Before you buy a car
There are a number of questions you need to ask yourself before you buy a car:
- What will you use it for?
- How long do you expect to own it?
- Are you looking for reliability?
- How many miles do you plan to do?
- Are you buying it for practicality, for fun, or perhaps a bit of both?
- Do you want something luxurious or thrifty?
- How much are you willing to spend (include other costs such as insurance, tax, services and fuel)?
- What type of model and manufacturer are you leaning towards?
These questions will influence your decision on what type of car you choose to go for. Consider carefully what style and size of car will suit your needs best. It is important that you buy a car that is practical for your lifestyle.

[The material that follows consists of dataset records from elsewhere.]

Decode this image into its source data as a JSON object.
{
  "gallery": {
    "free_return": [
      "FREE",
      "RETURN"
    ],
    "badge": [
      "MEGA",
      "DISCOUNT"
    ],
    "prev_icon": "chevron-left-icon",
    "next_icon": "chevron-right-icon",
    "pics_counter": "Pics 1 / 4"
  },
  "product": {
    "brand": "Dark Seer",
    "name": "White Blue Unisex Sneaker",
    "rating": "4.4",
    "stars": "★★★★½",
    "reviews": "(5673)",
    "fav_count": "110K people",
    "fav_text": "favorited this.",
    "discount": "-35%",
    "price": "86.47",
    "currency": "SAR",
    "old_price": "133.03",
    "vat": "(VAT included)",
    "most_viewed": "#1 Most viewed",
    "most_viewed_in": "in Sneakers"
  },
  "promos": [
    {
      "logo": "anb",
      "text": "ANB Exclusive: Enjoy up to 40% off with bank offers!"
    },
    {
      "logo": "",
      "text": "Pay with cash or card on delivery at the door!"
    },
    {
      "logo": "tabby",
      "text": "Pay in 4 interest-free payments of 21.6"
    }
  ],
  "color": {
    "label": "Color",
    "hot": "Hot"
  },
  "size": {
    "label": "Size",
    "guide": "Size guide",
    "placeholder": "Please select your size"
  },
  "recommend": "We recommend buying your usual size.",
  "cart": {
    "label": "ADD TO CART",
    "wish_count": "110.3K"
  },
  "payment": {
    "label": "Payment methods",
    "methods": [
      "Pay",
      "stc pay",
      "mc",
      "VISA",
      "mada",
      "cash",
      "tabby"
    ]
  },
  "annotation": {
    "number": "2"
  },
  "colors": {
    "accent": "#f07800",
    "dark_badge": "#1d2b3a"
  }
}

For example, if you carry sports or music equipment you may need a car with a bigger boot, or of you need to tow a trailer you may need a car with a bigger engine and stronger suspension. If you live in a town or city and you don’t use your car that often, a much smaller car may suit you best. Think about the mileage you are likely to do in the car and take into account ongoing running costs such as fuel, services and tax.
Where to look
There are loads of new and used cars available on the market, so you have plenty of options.
Look around for cars in:
- Dealer showrooms
- Classified ads in magazines and newspapers
- Ads on notice boards
- Online trading websites
Think about timing
- Check whether a new model is available for the car that you are thinking about buying. If there is a new model about to be launched, this can affect the price you pay for the car and its later re-sale price. If you visit a dealer at the time of new car sales in January or July, they may also have a good stock of used cars from trade-ins to choose from.

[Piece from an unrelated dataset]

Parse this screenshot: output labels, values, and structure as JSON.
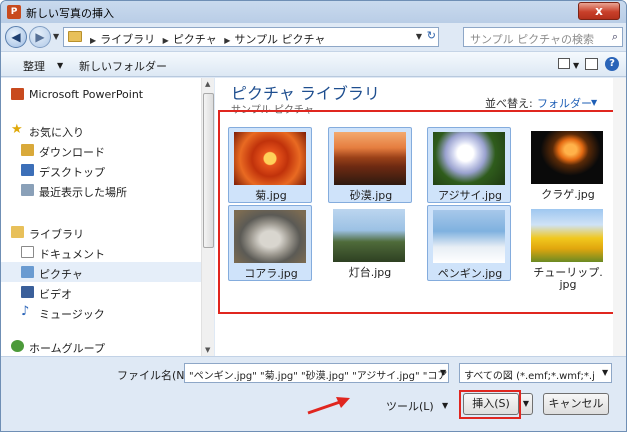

- Dealers often get bonuses from the smaller manufacturers for selling a certain number of cars a month. So if you walk in at the end of the month and he has not reached his target, he's more likely to do you a deal.
- If you are trading-in your existing car, you need to consider the “cost of changing”, i.e. subtracting the value of your trade-in from the price of a new car.
- Get to know how much your trade-in is worth by looking at similar models online. Remember that a dealer’s sale value includes profit and refurbishing costs. This value will not be anything like the offers you should expect to receive on your own car.
- Take your car to three or four used car-dealers currently selling cars similar to yours and see what they will give you for the car.
- After you've done your research, you will know the lowest and highest sale values for your car. When the dealer asks what you want for your car, have a strategy to get the best price you can for your car.
Tips to get the best value trade-in:
- If you've kept all the maintenance records on your car, take them with you and ask the dealer if you can get more for your car because you have them.
- Don't let a dealer know that you have a trade-in until you've negotiated him down to his lowest price. First find out how much the car can be bought for if you had no trade in. Then ask the dealer what price you'll pay for the car if you trade-in your current one. The difference between both prices will tell you the value the dealer is placing on your trade-in.
- Wash your car but don’t clean it out. A dealer will take your car for a test drive and see that all your personal belongings have been taken out and the car has been cleaned and will know that you want a quick sale. He might offer you a lower deal in the hope that you will take it to get rid of the car quickly.